Signatures: Israeli PM Netanyahu and Foreign Minister Sa’ar signed for Israel, while Somaliland President Abdullahi signed for Somaliland.
Pitch: Abdullahi framed the deal as Somaliland’s on-ramp to the Abraham Accords, saying the partnership is about stability and prosperity across the Middle East and Africa, not just a new flag on a map.
Backstory: Somaliland says it had a brief recognized independence in 1960 before uniting with Somalia, then declared a break in 1991 as Somalia collapsed. It has run its own elections and peaceful transfers of power, but has stayed locked out of many loans, aid channels, and investment because almost nobody recognizes it.
Motives: Israeli media reported Abdullahi made a secret Israel visit in October, meeting Netanyahu, Mossad chief Barnea, and Defense Minister Katz.
Why?

Apologies for the crude arrows 😬
So, you may be asking why Israel would do this.

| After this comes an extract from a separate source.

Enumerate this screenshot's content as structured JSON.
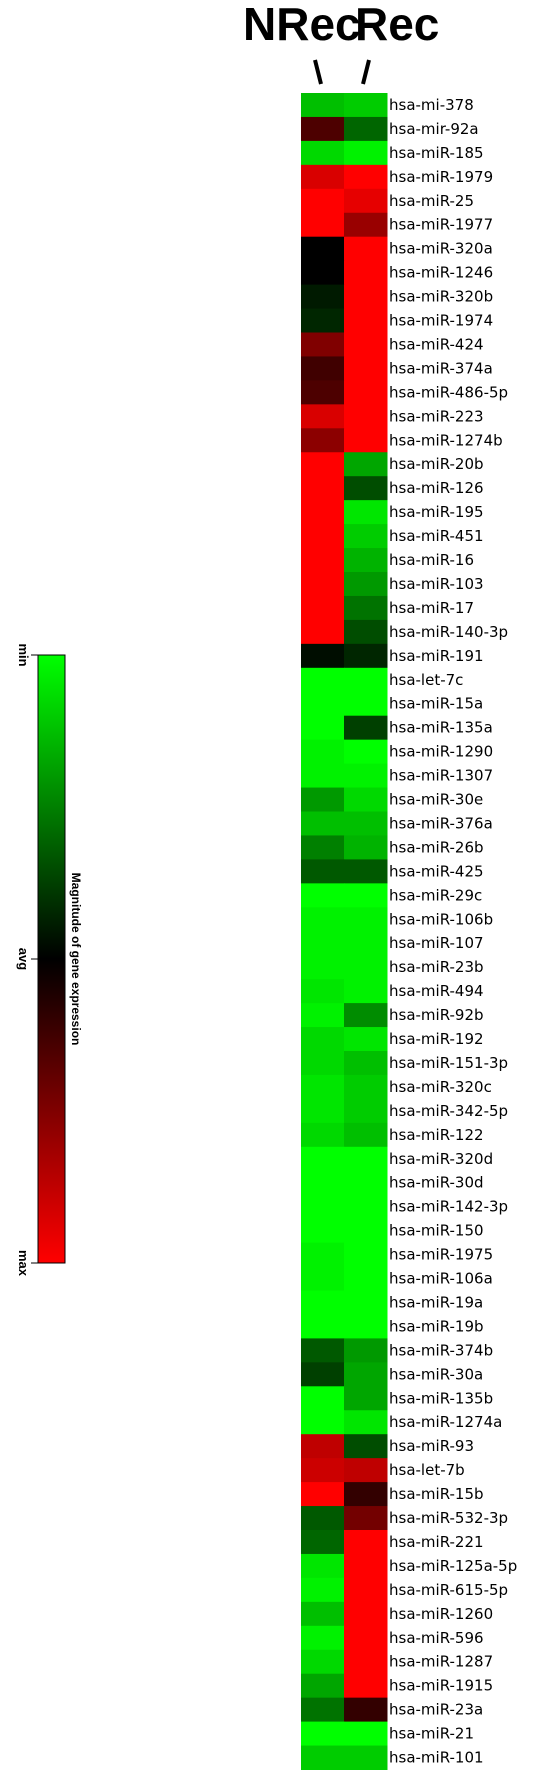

Somaliland sits across from Yemen, and access to its territory or airspace could strengthen Israeli surveillance and strike options against Iran-backed Houthi forces.
Blowback: Naturally, Somalia’s government called the recognition a deliberate attack on its sovereignty, while Egypt, Turkey, and Djibouti condemned it in coordinated statements. Saudi Arabia also opposed the move, and the African Union’s chair, Mahamoud Ali Youssouf, warned that recognizing Somaliland risks a dangerous precedent for African borders.
📌 Context: Somaliland has operated like a de facto state since 1991, but international law and African Union norms heavily favor existing borders, so recognition is rare. Israel’s decision tests that norm in public, and it invites retaliation from Somalia’s allies in a region already tense over Yemen, shipping lanes, and great-power competition in the Horn of Africa.